The massive prevalence of transposable elements in eukaryotic genomes was only just becoming appreciated at the time. One transposable element in humans, called Alu, occurs in about a million copies and accounts for about 10% of our genome. Almost all copies of transposons in genomes are partial or defective elements that were inserted in the evolutionary past and are now decaying away, largely by neutral mutational drift. Active DNA transposons (one kind of ‘selfish DNA’) generate a mass of decaying dead transposons (one source of ‘junk DNA’).

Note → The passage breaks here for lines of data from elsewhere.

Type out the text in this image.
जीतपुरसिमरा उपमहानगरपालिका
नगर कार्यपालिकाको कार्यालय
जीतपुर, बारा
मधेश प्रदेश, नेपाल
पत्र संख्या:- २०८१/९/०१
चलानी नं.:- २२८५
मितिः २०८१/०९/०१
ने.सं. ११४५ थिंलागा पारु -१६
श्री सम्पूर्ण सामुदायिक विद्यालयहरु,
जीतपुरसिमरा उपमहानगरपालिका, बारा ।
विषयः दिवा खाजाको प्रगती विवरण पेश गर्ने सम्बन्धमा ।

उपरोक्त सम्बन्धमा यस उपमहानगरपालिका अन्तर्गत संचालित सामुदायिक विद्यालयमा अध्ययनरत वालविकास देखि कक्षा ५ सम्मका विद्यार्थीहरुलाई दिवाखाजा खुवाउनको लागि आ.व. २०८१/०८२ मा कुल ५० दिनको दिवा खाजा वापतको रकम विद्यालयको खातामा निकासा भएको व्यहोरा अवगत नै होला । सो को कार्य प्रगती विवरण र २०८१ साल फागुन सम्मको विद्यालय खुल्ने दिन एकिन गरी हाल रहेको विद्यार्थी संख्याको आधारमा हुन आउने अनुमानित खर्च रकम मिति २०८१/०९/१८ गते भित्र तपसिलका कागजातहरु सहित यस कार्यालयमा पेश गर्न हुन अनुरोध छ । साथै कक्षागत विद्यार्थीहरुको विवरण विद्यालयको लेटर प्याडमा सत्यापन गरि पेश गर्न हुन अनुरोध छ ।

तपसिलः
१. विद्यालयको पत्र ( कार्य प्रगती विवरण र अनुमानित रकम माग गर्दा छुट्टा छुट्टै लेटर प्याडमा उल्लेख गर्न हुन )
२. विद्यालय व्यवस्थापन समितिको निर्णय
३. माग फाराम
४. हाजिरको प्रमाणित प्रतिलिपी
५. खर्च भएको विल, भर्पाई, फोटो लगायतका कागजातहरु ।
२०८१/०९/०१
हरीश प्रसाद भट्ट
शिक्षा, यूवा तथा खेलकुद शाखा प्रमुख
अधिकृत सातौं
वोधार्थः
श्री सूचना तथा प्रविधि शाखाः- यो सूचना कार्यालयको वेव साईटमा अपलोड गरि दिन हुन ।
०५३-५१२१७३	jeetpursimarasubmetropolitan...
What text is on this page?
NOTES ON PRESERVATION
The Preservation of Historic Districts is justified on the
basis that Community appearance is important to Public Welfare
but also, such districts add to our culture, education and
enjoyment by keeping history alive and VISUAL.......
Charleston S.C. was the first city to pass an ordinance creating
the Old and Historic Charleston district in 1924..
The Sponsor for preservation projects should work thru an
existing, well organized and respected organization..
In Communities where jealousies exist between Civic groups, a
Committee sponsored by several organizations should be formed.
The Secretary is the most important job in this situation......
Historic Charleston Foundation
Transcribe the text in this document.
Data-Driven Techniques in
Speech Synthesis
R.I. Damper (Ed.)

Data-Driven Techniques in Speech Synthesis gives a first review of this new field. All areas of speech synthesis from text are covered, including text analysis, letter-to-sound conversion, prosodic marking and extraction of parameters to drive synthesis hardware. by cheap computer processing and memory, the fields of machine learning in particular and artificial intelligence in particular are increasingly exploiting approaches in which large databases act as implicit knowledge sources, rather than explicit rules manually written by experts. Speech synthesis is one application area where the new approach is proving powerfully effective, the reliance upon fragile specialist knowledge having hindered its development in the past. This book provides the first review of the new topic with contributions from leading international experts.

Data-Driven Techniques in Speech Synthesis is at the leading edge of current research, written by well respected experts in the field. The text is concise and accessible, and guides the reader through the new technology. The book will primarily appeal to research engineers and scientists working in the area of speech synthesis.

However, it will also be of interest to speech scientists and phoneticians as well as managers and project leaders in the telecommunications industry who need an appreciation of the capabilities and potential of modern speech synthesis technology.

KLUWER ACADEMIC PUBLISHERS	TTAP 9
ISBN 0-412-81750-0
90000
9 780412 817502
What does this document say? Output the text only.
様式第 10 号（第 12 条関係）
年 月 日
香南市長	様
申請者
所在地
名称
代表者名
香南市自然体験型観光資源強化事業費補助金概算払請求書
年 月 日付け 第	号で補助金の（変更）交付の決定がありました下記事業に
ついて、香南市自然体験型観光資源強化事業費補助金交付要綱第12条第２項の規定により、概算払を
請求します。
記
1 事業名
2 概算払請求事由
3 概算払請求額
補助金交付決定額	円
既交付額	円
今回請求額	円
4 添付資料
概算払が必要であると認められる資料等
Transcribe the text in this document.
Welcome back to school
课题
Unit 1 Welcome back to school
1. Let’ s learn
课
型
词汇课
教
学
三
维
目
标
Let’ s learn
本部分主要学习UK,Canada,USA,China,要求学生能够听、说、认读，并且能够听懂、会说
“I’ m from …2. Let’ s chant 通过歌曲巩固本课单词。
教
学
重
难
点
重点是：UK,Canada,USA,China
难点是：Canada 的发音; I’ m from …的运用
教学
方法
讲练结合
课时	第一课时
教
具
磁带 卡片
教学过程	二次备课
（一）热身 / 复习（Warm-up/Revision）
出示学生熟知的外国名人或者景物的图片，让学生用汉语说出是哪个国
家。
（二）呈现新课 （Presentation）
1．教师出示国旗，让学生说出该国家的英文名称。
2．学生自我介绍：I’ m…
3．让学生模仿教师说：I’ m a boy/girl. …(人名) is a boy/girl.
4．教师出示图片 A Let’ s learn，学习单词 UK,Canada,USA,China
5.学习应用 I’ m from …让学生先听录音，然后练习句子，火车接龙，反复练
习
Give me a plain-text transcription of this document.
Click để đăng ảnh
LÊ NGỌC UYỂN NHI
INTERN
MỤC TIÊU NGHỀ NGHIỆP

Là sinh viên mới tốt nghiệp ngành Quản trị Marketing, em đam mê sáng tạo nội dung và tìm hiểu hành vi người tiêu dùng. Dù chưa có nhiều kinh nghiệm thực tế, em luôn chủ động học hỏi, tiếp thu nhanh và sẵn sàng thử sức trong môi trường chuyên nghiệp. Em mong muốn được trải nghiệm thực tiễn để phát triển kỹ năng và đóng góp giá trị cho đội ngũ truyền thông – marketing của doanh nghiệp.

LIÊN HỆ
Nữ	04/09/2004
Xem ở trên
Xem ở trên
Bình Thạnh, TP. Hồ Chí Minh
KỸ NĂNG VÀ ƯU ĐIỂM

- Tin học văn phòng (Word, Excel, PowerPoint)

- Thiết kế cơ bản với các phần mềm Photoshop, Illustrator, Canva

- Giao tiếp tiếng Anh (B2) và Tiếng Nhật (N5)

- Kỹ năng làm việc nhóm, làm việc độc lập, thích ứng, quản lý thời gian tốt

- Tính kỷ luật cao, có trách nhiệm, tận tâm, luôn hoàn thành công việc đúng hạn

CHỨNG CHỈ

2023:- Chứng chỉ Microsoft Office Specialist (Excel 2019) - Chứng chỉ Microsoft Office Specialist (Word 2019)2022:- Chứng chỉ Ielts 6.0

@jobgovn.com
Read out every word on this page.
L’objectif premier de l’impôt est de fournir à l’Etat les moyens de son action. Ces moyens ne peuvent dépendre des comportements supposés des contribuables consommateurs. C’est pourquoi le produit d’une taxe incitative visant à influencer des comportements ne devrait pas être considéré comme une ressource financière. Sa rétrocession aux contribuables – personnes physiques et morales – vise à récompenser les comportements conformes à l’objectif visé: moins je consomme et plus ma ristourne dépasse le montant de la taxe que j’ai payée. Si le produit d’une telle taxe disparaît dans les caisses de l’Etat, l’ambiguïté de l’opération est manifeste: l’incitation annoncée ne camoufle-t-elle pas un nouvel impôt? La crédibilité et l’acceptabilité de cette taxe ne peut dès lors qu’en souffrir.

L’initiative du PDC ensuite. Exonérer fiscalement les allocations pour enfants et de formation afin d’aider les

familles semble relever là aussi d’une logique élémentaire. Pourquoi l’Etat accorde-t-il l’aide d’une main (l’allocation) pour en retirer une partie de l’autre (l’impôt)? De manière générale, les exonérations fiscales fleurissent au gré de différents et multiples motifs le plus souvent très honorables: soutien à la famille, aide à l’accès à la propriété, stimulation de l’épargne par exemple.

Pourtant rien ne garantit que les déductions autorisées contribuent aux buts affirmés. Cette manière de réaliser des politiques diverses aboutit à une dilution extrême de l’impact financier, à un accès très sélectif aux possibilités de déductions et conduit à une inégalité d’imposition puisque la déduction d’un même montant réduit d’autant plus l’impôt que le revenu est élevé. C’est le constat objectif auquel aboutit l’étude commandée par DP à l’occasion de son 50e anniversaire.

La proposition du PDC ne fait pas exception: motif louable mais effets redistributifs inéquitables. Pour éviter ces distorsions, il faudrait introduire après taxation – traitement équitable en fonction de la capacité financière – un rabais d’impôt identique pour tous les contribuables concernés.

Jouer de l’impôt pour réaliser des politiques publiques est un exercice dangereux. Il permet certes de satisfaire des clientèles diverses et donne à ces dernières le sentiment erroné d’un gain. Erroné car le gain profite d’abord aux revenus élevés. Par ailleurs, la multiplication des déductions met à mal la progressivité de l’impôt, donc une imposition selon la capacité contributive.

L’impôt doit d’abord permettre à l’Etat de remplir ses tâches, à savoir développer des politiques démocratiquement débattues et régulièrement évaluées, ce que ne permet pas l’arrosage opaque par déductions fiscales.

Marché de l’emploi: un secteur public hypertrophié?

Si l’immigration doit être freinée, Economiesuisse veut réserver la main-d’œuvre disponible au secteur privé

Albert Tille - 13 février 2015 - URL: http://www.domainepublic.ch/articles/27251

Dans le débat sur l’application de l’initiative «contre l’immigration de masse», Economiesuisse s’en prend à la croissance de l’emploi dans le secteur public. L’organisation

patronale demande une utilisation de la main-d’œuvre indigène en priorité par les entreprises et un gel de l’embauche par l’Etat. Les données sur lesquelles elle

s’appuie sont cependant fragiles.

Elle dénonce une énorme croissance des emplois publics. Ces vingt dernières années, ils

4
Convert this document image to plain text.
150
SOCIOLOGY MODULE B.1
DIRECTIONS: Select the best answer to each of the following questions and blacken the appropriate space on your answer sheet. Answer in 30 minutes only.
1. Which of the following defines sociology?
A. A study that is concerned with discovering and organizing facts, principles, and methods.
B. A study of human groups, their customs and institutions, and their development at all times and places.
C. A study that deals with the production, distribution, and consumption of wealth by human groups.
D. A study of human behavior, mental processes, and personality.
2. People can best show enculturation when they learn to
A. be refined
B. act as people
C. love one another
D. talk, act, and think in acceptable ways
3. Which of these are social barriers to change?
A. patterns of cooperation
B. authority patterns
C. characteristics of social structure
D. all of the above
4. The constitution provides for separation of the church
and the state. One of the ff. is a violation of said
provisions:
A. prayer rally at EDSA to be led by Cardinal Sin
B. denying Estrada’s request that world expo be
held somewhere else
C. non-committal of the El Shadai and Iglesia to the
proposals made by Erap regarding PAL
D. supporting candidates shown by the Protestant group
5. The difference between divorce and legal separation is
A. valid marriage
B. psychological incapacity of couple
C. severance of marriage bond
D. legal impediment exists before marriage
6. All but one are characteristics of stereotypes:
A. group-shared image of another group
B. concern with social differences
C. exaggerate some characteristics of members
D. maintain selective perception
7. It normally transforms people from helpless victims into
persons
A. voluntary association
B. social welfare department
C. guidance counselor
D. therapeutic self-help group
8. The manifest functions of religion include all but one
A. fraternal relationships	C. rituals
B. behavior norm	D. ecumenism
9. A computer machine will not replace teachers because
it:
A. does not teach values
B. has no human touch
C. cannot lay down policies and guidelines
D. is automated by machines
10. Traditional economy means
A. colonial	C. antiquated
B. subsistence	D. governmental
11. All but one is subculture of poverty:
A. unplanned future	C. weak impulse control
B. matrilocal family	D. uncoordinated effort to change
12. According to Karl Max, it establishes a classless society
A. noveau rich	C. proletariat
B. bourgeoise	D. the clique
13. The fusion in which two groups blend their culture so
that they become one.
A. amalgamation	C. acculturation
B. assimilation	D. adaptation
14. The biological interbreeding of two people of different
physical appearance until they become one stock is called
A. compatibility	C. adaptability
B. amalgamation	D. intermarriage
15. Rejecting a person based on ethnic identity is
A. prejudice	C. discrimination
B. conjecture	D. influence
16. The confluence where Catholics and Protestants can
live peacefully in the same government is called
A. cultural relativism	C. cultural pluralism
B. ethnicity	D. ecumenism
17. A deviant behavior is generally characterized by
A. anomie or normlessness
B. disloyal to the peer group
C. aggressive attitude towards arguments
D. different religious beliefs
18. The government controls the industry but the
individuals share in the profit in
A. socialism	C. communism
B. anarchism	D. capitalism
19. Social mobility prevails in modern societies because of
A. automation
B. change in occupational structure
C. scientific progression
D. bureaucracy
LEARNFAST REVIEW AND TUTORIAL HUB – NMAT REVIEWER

We can affirmatively identify transposon relics by computational genome sequence analysis methods. These studies show that transposable elements invade in waves over evolutionary time, sweeping into a genome in large numbers, then dying and decaying away. 45% of the human genome is detectably derived from transposable elements. The true fraction of transposon-derived DNA in our genome must be greater, because neutrally evolving sequences decay so rapidly that after only a hundred million years or so, they eventually become too degraded to recognize. The C-value paradox is mostly (though not entirely) explained by different loads of decaying husks of transposable elements. Larger genomes have a larger fraction of transposon relics.